Whether that would be enough to make the “recognized” relationships sufficiently unlike marriage to make health benefits permissible is an open question, though. Footnote 14 of the majority opinion listed numerous other respects in which the majority justices regarded marriages and domestic partnership as similar relationships. The majority called attention to the binary nature of the relationship, undertaking obligations of mutual support, the necessity for a contract or agreement for the relationship to exist, minimum age requirements, indefinite durations of the relationship (until “one of the parties takes affirmative action to terminate the relationship”), and for some of the policies the requirement that the domestic partners share a common residence. (The majority’s argument on the last point invoked the possibly oxymoronic notion that common residence “typically defin[es]” the marriage relationship.)
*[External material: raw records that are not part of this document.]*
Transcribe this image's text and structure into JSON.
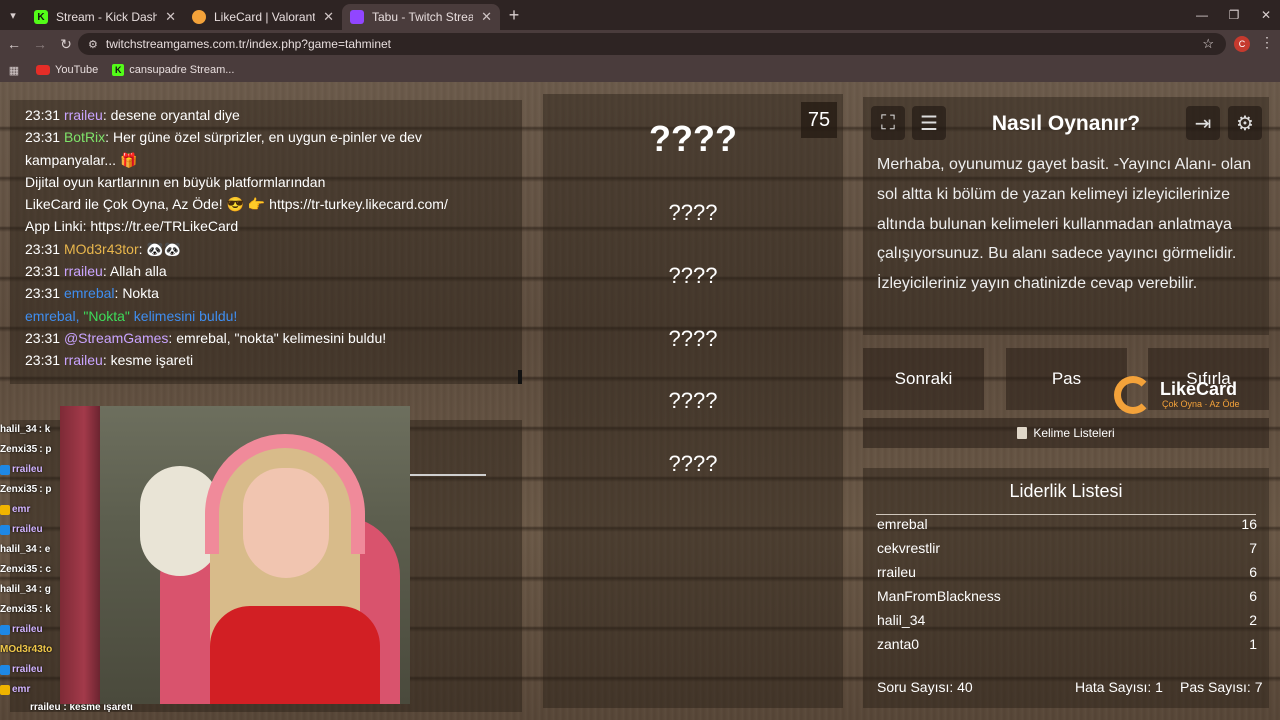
{
  "browser": {
    "tabs": [
      {
        "title": "Stream - Kick Dashboard",
        "active": false
      },
      {
        "title": "LikeCard | Valorant - TR",
        "active": false
      },
      {
        "title": "Tabu - Twitch Stream Games",
        "active": true
      }
    ],
    "url": "twitchstreamgames.com.tr/index.php?game=tahminet",
    "profile_initial": "C",
    "bookmarks": [
      "YouTube",
      "cansupadre Stream..."
    ]
  },
  "chat": {
    "lines": [
      {
        "time": "23:31",
        "user": "rraileu",
        "sep": ": ",
        "text": "desene oryantal diye"
      },
      {
        "time": "23:31",
        "user": "BotRix",
        "sep": ": ",
        "text": "Her güne özel sürprizler, en uygun e-pinler ve dev"
      },
      {
        "time": "",
        "user": "",
        "sep": "",
        "text": "kampanyalar... 🎁"
      },
      {
        "time": "",
        "user": "",
        "sep": "",
        "text": "Dijital oyun kartlarının en büyük platformlarından"
      },
      {
        "time": "",
        "user": "",
        "sep": "",
        "text": "LikeCard ile Çok Oyna, Az Öde! 😎 👉 https://tr-turkey.likecard.com/"
      },
      {
        "time": "",
        "user": "",
        "sep": "",
        "text": "App Linki: https://tr.ee/TRLikeCard"
      },
      {
        "time": "23:31",
        "user": "MOd3r43tor",
        "sep": ": ",
        "text": "🐼🐼"
      },
      {
        "time": "23:31",
        "user": "rraileu",
        "sep": ": ",
        "text": "Allah alla"
      },
      {
        "time": "23:31",
        "user": "emrebal",
        "sep": ": ",
        "text": "Nokta"
      },
      {
        "time": "23:31",
        "user": "@StreamGames",
        "sep": ": ",
        "text": "emrebal, \"nokta\" kelimesini buldu!"
      },
      {
        "time": "23:31",
        "user": "rraileu",
        "sep": ": ",
        "text": "kesme işareti"
      }
    ],
    "system": {
      "user": "emrebal",
      "sep": ", ",
      "word": "\"Nokta\"",
      "text": " kelimesini buldu!"
    }
  },
  "minichat": [
    {
      "user": "halil_34",
      "text": " : k"
    },
    {
      "user": "Zenxi35",
      "text": " : p"
    },
    {
      "user": "rraileu",
      "text": ""
    },
    {
      "user": "Zenxi35",
      "text": " : p"
    },
    {
      "user": "emr",
      "text": ""
    },
    {
      "user": "rraileu",
      "text": ""
    },
    {
      "user": "halil_34",
      "text": " : e"
    },
    {
      "user": "Zenxi35",
      "text": " : c"
    },
    {
      "user": "halil_34",
      "text": " : g"
    },
    {
      "user": "Zenxi35",
      "text": " : k"
    },
    {
      "user": "rraileu",
      "text": ""
    },
    {
      "user": "MOd3r43to",
      "text": ""
    },
    {
      "user": "rraileu",
      "text": ""
    },
    {
      "user": "emr",
      "text": ""
    }
  ],
  "minichat_last": "rraileu : kesme işareti",
  "game": {
    "timer": "75",
    "main_word": "????",
    "forbidden_words": [
      "????",
      "????",
      "????",
      "????",
      "????"
    ]
  },
  "info": {
    "title": "Nasıl Oynanır?",
    "text": "Merhaba, oyunumuz gayet basit. -Yayıncı Alanı- olan sol altta ki bölüm de yazan kelimeyi izleyicilerinize altında bulunan kelimeleri kullanmadan anlatmaya çalışıyorsunuz. Bu alanı sadece yayıncı görmelidir. İzleyicileriniz yayın chatinizde cevap verebilir."
  },
  "buttons": {
    "next": "Sonraki",
    "pass": "Pas",
    "reset": "Sıfırla",
    "word_lists": "Kelime Listeleri"
  },
  "sponsor": {
    "name": "LikeCard",
    "tagline": "Çok Oyna · Az Öde"
  },
  "leaderboard": {
    "title": "Liderlik Listesi",
    "rows": [
      {
        "name": "emrebal",
        "score": "16"
      },
      {
        "name": "cekvrestlir",
        "score": "7"
      },
      {
        "name": "rraileu",
        "score": "6"
      },
      {
        "name": "ManFromBlackness",
        "score": "6"
      },
      {
        "name": "halil_34",
        "score": "2"
      },
      {
        "name": "zanta0",
        "score": "1"
      }
    ]
  },
  "stats": {
    "questions": "Soru Sayısı: 40",
    "errors": "Hata Sayısı: 1",
    "passes": "Pas Sayısı: 7"
  }
}
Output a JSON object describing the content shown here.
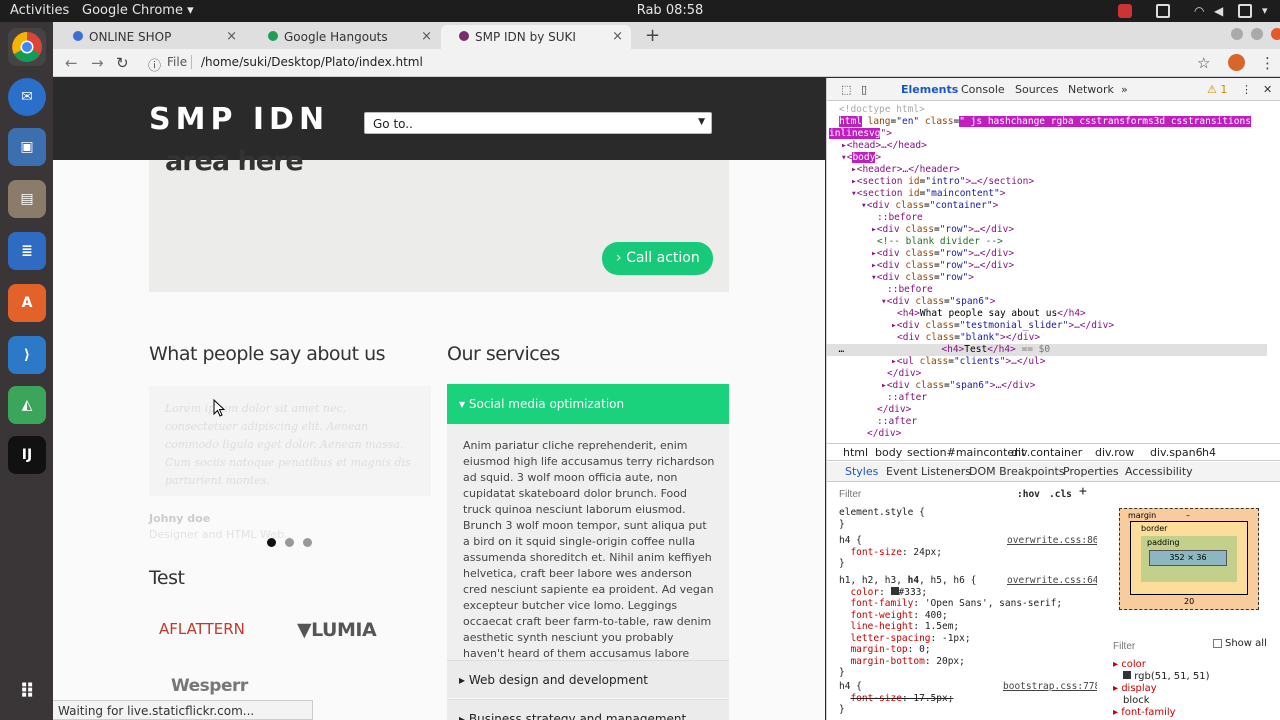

In light of that litany, it could be that the majority would not find providing any benefit to a domestic partner or partnership consistent with the state’s “marriage amendment” unless the eligibility criteria were so loose that they did not connote a relationship at all in any meaningful sense of the word. A policy that allowed an employee to designate any one person whatsoever of her or his choice to be eligible for health insurance coverage might pass muster with the majority precisely because it would not look like it is extending any official respect to the relationship of a committed same-sex couple. If that were to prove right, then the Michigan Supreme Court would have essentially turned a state constitutional amendment “To secure and preserve the benefits of marriage” into a general-purpose repudiation of the dignity of same-sex couples and relationships.

By denying the ability for government to provide any benefit to same-sex domestic partners that is offered to married couples, unless they can get the state constitution re-amended, that also might make Michigan’s “marriage amendment” more vulnerable to constitutional challenge. By increasing the broad sweep of the measure, it would more closely resemble the anti-lesbigay Amendment 2 to Colorado’s constitution, which the U.S. Supreme Court held violated the Equal Protection Clause in Romer v. Evans in 1996. Of course, the composition of the Supreme Court today is different from its composition in 1996, with Justice O’Connor replaced by Justice Alito, who so far appears further to the right on the Court than did O’Connor. So the theoretical prospect of a federal constitutional ruling in their favor may be cold comfort to the same-sex couples in Michigan now deprived of health insurance, and thus of equal pay for equal work.